5. Superior Doc QA System (Superior)
Constructing on the earlier mission, this method permits customers to ask questions on paperwork and get concise solutions. We use doc embeddings to search out related data and a person interface to make it interactive.
Steps to Implement:
-
Chunk and Embed: Extract and embed every doc’s content material.
-
Create Search + QA System: Use embeddings for search and combine with OpenAI’s API for question-answering.
-
Construct an Interface with Gradio: Arrange a easy Gradio UI for customers to enter queries and obtain solutions.
Libraries: PyMuPDF
, sentence_transformers
, openai
, gradio
Code Instance:
import gradio as gr
import openai
from sentence_transformers import SentenceTransformer
mannequin = SentenceTransformer("all-MiniLM-L6-v2")

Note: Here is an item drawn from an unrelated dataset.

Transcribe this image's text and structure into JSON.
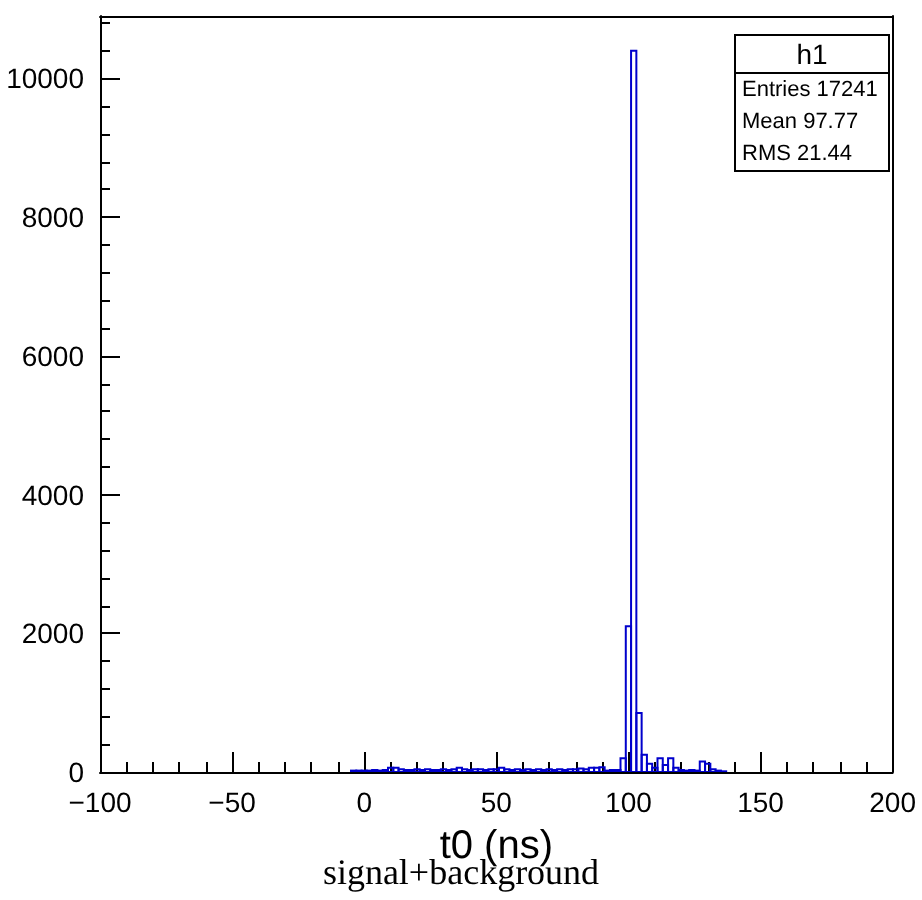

def generate_response(message, historical past):
response = openai.Completion.create(
mannequin="gpt-3.5-turbo",
messages=[{"role": "user", "content": message}]
)
return response.decisions[0].textual content
demo = gr.ChatInterface(
fn=generate_response,
examples=[{"text": "Explain this document section"}]
)
demo.launch()
This interactive QA system, utilizing Gradio, brings conversational AI to paperwork, enabling customers to ask questions and obtain related solutions.
These weekend AI tasks provide sensible purposes for various talent ranges. From resume optimization to superior doc QA, these tasks empower you to construct AI options that clear up on a regular basis issues, sharpen your expertise, and create spectacular additions to your portfolio.